Judge allows force feeding of mentally competent patientBMJ 1994; 309 doi: https://doi.org/10.1136/bmj.309.6950.291a (Published 30 July 1994) Cite this as: BMJ 1994;309:291
- C Dyer
The Mental Health Act 1983 allows detained patients to be treated against their will even if they are mentally competent to refuse treatment and the treatment is against their best interests, a High Court judge ruled last week. Mr Justice Thorpe granted Croydon Health Authority a declaration that it could force feed a 24 year old detained patient suffering from borderline personality disorder.
The judge made the declaration despite deciding that the patient was competent to refuse treatment and that force feeding would not be in her best interests “unless and until her physical state was so debilitated as to threaten her survival.” He said that it was “disquieting” that the act legalised what the common law would not.
Lawyers for the patient, named only as Miss B, said that they would appeal. Her solicitor, Lucy Scott-Moncrieff, described the result as “a very sinister development,” adding: “It means that a doctor can give someone treatment for one condition which will make his or her underlying psychiatric condition worse.” Miss B's counsel, Richard Gordon QC, said: “This must be the first case ever where a patient has been declared to be competent and it's said to be contrary to the patient's best interests for the patient to be treated, yet the treatment is allowed to go ahead.”

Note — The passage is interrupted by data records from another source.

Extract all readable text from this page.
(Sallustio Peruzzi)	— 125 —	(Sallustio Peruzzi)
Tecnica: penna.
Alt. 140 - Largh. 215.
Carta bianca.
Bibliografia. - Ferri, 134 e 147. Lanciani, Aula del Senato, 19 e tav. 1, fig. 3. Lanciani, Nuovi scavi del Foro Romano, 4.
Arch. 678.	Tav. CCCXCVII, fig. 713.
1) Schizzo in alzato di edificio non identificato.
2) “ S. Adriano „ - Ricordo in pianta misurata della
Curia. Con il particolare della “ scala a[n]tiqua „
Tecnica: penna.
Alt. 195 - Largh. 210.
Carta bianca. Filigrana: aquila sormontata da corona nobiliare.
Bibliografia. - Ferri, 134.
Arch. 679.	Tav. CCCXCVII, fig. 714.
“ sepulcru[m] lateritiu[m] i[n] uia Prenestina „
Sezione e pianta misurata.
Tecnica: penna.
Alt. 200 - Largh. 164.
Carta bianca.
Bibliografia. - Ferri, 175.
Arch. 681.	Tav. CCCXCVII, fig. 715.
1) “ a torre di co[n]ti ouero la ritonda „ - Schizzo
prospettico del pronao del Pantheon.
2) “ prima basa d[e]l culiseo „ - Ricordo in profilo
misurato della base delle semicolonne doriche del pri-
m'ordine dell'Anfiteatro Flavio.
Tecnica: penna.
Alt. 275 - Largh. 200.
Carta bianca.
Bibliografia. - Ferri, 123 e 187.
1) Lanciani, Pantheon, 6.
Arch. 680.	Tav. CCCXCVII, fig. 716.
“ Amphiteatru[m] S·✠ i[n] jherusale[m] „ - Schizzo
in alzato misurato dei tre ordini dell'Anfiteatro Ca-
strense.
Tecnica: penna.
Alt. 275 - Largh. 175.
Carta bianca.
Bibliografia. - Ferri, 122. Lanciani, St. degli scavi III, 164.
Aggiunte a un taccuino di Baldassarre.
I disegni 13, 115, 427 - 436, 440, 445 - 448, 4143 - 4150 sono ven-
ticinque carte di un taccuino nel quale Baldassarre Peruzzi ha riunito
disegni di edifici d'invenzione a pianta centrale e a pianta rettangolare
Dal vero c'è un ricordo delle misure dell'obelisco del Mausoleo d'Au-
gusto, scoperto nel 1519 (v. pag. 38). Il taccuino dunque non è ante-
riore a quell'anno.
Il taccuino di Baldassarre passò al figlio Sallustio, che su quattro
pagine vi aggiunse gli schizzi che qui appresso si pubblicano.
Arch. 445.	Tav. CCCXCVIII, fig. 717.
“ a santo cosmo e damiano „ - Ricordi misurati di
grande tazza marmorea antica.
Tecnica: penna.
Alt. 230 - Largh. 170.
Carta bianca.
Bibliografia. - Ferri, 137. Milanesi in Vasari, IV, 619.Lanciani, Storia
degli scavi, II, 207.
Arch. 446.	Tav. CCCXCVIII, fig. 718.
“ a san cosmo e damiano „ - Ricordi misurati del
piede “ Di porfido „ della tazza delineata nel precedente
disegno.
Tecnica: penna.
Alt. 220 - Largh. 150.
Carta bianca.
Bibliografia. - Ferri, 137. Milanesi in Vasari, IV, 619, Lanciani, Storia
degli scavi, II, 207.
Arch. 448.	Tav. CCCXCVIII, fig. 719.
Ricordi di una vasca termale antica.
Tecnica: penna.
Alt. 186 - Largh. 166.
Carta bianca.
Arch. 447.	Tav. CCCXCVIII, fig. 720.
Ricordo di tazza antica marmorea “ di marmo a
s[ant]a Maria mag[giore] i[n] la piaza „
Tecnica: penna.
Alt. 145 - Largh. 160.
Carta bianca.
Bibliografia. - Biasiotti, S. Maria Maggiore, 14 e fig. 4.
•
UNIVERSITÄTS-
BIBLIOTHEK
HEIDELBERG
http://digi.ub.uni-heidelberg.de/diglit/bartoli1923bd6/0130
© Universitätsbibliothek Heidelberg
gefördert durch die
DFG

Miss B, detained in a locked ward at Warlingham Park Hospital near Croydon, was sexually abused by her grandfather from the age of 6 to the age of 10 and has a compulsion for self harm by burning with cigarettes, cutting herself, and - since these means were removed - limiting her food intake. She is receiving no psychotherapy or other treatment and sought a High Court declaration banning doctors from feeding her by nasogastric tube.

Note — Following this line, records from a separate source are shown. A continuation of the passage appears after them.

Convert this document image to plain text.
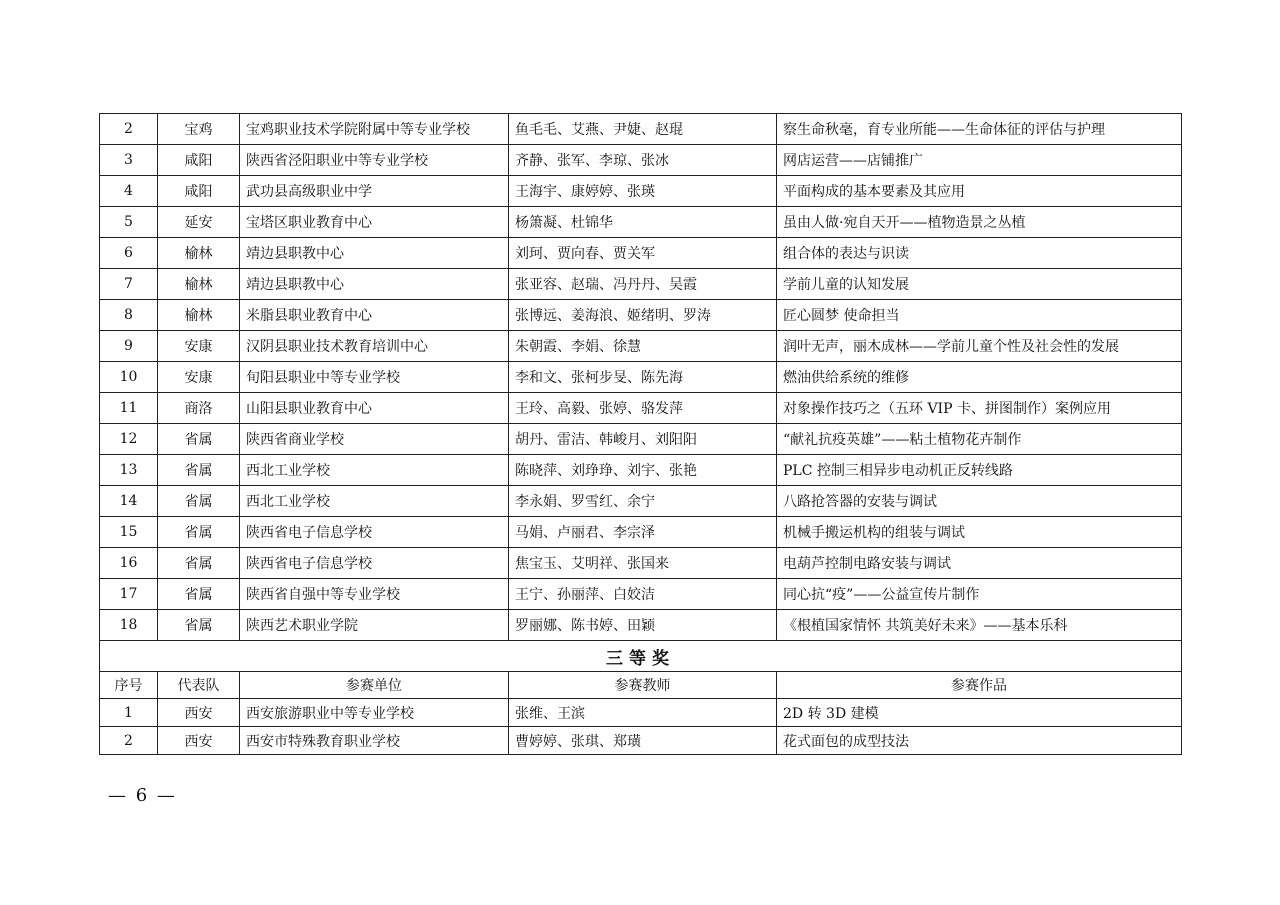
2	宝鸡	宝鸡职业技术学院附属中等专业学校	鱼毛毛、艾燕、尹婕、赵琨	察生命秋毫，育专业所能——生命体征的评估与护理
3	咸阳	陕西省泾阳职业中等专业学校	齐静、张军、李琼、张冰	网店运营——店铺推广
4	咸阳	武功县高级职业中学	王海宇、康婷婷、张瑛	平面构成的基本要素及其应用
5	延安	宝塔区职业教育中心	杨箫凝、杜锦华	虽由人做·宛自天开——植物造景之丛植
6	榆林	靖边县职教中心	刘珂、贾向春、贾关军	组合体的表达与识读
7	榆林	靖边县职教中心	张亚容、赵瑞、冯丹丹、吴霞	学前儿童的认知发展
8	榆林	米脂县职业教育中心	张博远、姜海浪、姬绪明、罗涛	匠心圆梦 使命担当
9	安康	汉阴县职业技术教育培训中心	朱朝霞、李娟、徐慧	润叶无声，丽木成林——学前儿童个性及社会性的发展
10	安康	旬阳县职业中等专业学校	李和文、张柯步旻、陈先海	燃油供给系统的维修
11	商洛	山阳县职业教育中心	王玲、高毅、张婷、骆发萍	对象操作技巧之（五环 VIP 卡、拼图制作）案例应用
12	省属	陕西省商业学校	胡丹、雷洁、韩峻月、刘阳阳	“献礼抗疫英雄”——粘土植物花卉制作
13	省属	西北工业学校	陈晓萍、刘琤琤、刘宇、张艳	PLC 控制三相异步电动机正反转线路
14	省属	西北工业学校	李永娟、罗雪红、余宁	八路抢答器的安装与调试
15	省属	陕西省电子信息学校	马娟、卢丽君、李宗泽	机械手搬运机构的组装与调试
16	省属	陕西省电子信息学校	焦宝玉、艾明祥、张国来	电葫芦控制电路安装与调试
17	省属	陕西省自强中等专业学校	王宁、孙丽萍、白姣洁	同心抗“疫”——公益宣传片制作
18	省属	陕西艺术职业学院	罗丽娜、陈书婷、田颖	《根植国家情怀 共筑美好未来》——基本乐科
三等奖				
序号	代表队	参赛单位	参赛教师	参赛作品
1	西安	西安旅游职业中等专业学校	张维、王滨	2D 转 3D 建模
2	西安	西安市特殊教育职业学校	曹婷婷、张琪、郑璜	花式面包的成型技法
— 6 —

Mr Justice Thorpe rejected her counsel's argument that nasogastric feeding was not treatment for mental disorder under the Mental Health Act. He was satisfied that she had the capacity in her present state to refuse artificial feeding. If he was wrong in that conclusion, he said, it would be necessary to consider whether such feeding was in her best interests. This should be assessed in accordance with acceptable medical practice. Force feeding would magnify her disorder and reduce the prognosis for the only recognised treatment, psychoanalytic psychotherapy. Miss B was driven to her current position by a restrictive caring regimen and the absence of any present or proposed treatment plan, the judge said. Had she received the treatment that her disorder required she might not be in her present conflict.

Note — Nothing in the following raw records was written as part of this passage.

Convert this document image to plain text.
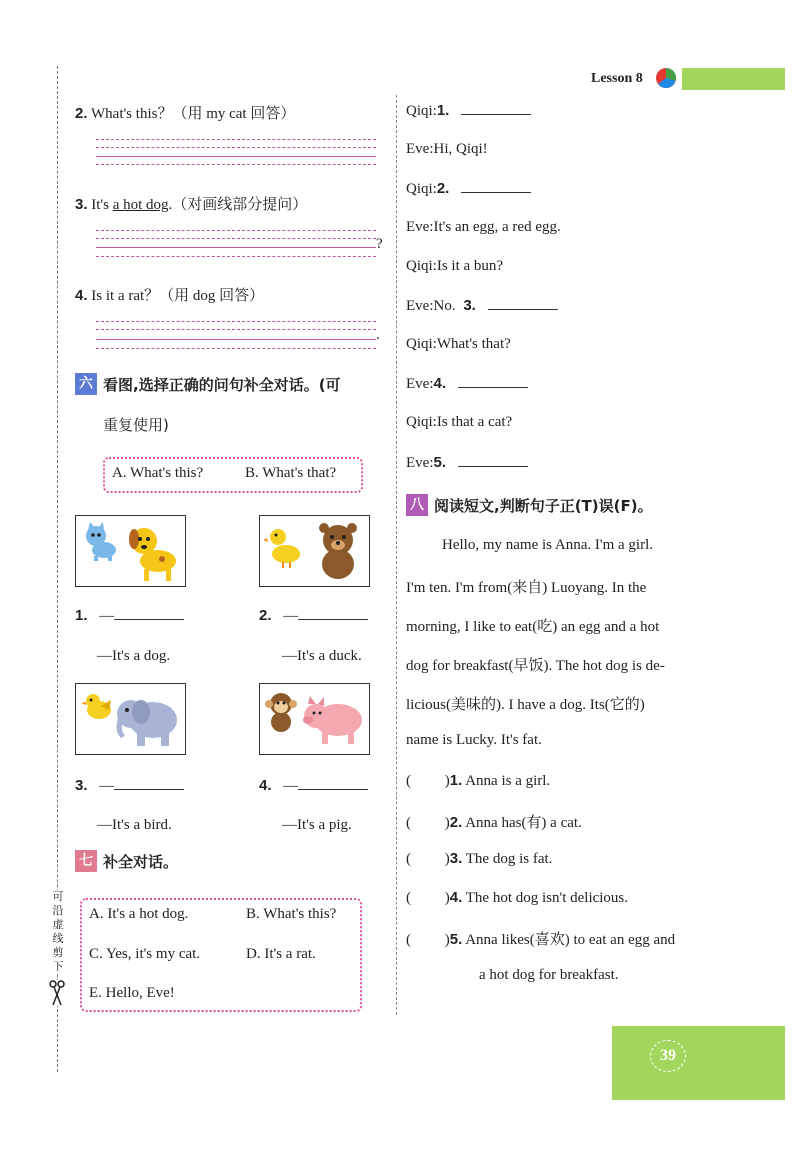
Lesson 8
可
沿
虚
线
剪
下
2. What's this？（用 my cat 回答）
3. It's a hot dog.（对画线部分提问）
?
4. Is it a rat？（用 dog 回答）
.
六 看图,选择正确的问句补全对话。(可
重复使用)
A. What's this?	B. What's that?
1. —
—It's a dog.
2. —
—It's a duck.
3. —
—It's a bird.
4. —
—It's a pig.
七 补全对话。
A. It's a hot dog.	B. What's this?
C. Yes, it's my cat.	D. It's a rat.
E. Hello, Eve!
Qiqi:1.
Eve:Hi, Qiqi!
Qiqi:2.
Eve:It's an egg, a red egg.
Qiqi:Is it a bun?
Eve:No. 3.
Qiqi:What's that?
Eve:4.
Qiqi:Is that a cat?
Eve:5.
八 阅读短文,判断句子正(T)误(F)。
Hello, my name is Anna. I'm a girl.
I'm ten. I'm from(来自) Luoyang. In the
morning, I like to eat(吃) an egg and a hot
dog for breakfast(早饭). The hot dog is de-
licious(美味的). I have a dog. Its(它的)
name is Lucky. It's fat.
(         )1. Anna is a girl.
(         )2. Anna has(有) a cat.
(         )3. The dog is fat.
(         )4. The hot dog isn't delicious.
(         )5. Anna likes(喜欢) to eat an egg and
a hot dog for breakfast.
39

The health authority had rejected advice from a psychiatrist with analytic training, brought into the case at the judge's request, that Miss B should be referred to a unit where she could receive psychotherapy. That seemed to approach the boundary at which the proposed medical treatment ceased to be acceptable. But the judge said that the effect of section 53 of the Mental Health Act was “to limit the autonomy of the detained patient whose capacity is unimpaired to treatments that are not related to the mental illness or disorder for which they are detained.”
Granting the health authority a declaration that doctors could force feed the patient, he said that he had been tempted to require the authority to use its best endeavours to secure Miss B's admission to a specialist unit. But he accepted that since the authority sought no more than a declaration as to statutory rights it would not be appropriate to attach conditions.
Paul Aitchison, unit general manager of Warlingham Park Hospital, said that he had not yet seen the judgment. “Our primary concern is to keep her alive against her wishes. We have considered treatment, but we're guided by medical staff and the consultant as to the timing and suitability of transfer.”